In many states, a person who has been charged with a crime can petition to expunge his records when the charges are dropped, as the charges against Barone were. (Indeed, even people who have been convicted of some kinds of crimes can petition to expunge their records some time after they finish their sentence.) These laws, though, on their face deal with the government's own maintenance of its records; they order the removal (or the concealment) of records kept by courts, law enforcement, and the like. Texas calls this process expunction, but it's more often called expungement.
A few laws also require certain private online criminal records databases to remove such information: A Texas statute, for instance, applies to companies that keep such information and charge fees to remove or correct them. But the law expressly doesn't apply to newspapers, and would violate the First Amendment if it tried to apply to them. (One can debate whether it violates the First Amendment even as to the repositories that it does cover, but that's a separate matter.)
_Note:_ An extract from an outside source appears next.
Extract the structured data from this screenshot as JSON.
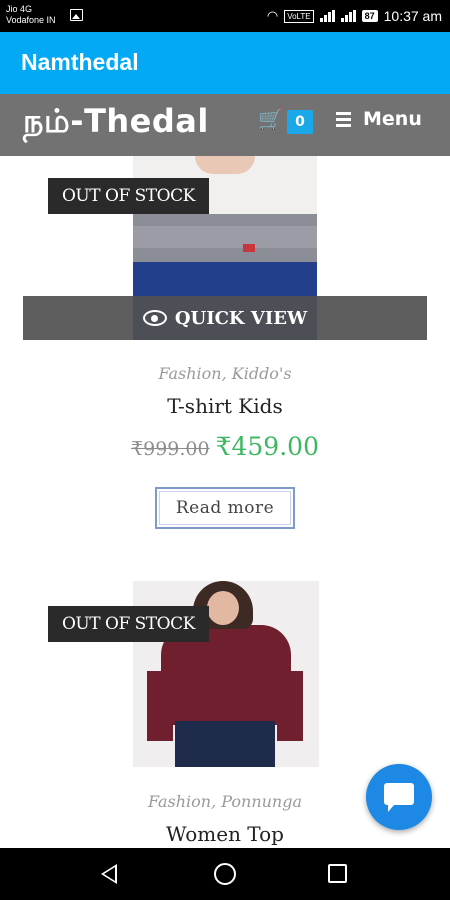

The court thus had no statutory authority for ordering KTRK to remove the story, and no constitutional power to do so, either. Yet the order apparently expressly listed KTRK, together with some lawyers and a bail bond company as among the "agencies subject to this order." And shortly afterwards, KTRK did indeed remove the story. (Google was also asked to deindex the story, but it generally doesn't deindex U.S. material based just on expungement orders, as opposed to injunctions against libel.)
Unfortunately, I can't seem to get any information from anyone about the order, perhaps in part precisely because of the expungement. The DA's office, which is listed as one of the bound agencies in the order, and as having not objected to its inclusion in the order, expressly said that it couldn't comment. The court wouldn't confirm for me whether the text of the order was authentic (I have no specific reason to doubt its authenticity, but I've seen so many forged court orders that I now try to check each one).
Neither Mr. Barone nor KTRK got back to me about it. It's conceivable that KTRK didn't decide to remove the story because of the order as such, but just voluntarily removed the story because Mr. Barone persuaded it to do so given that the charges had been dropped against him; but the story had for a year noted the dropped charges, and the most obvious change since then was the issuance of the expungemement order. It's also possible that the court didn't examine closely the list of target agencies, and didn't focus on the inclusion of KTRK and the lawyers alongside the government agencies, but again I can't know.
What I do know, assuming the order is authentic, is that a Houston court order purports to institute a "right to be forgotten" as to this particular news story. And this is at least the second such case in the last two years: The first case that I know of is the even more troubling Derek Collier Thorworth matter, where an expungement order seemed to require the media to remove a story about a county constable who had pleaded guilty to abusing a prisoner, and where the constable demanded that a TV station indeed do so, based on the order. (The station fought the order in court, doubtless at considerable expense, and some months later got the order modified to exclude the media.) Some might think that's a sound approach, but it's not authorized by Texas law and not consistent with the First Amendment.
(Many thanks to the Lumen Database all its help with the research for this and many other posts.)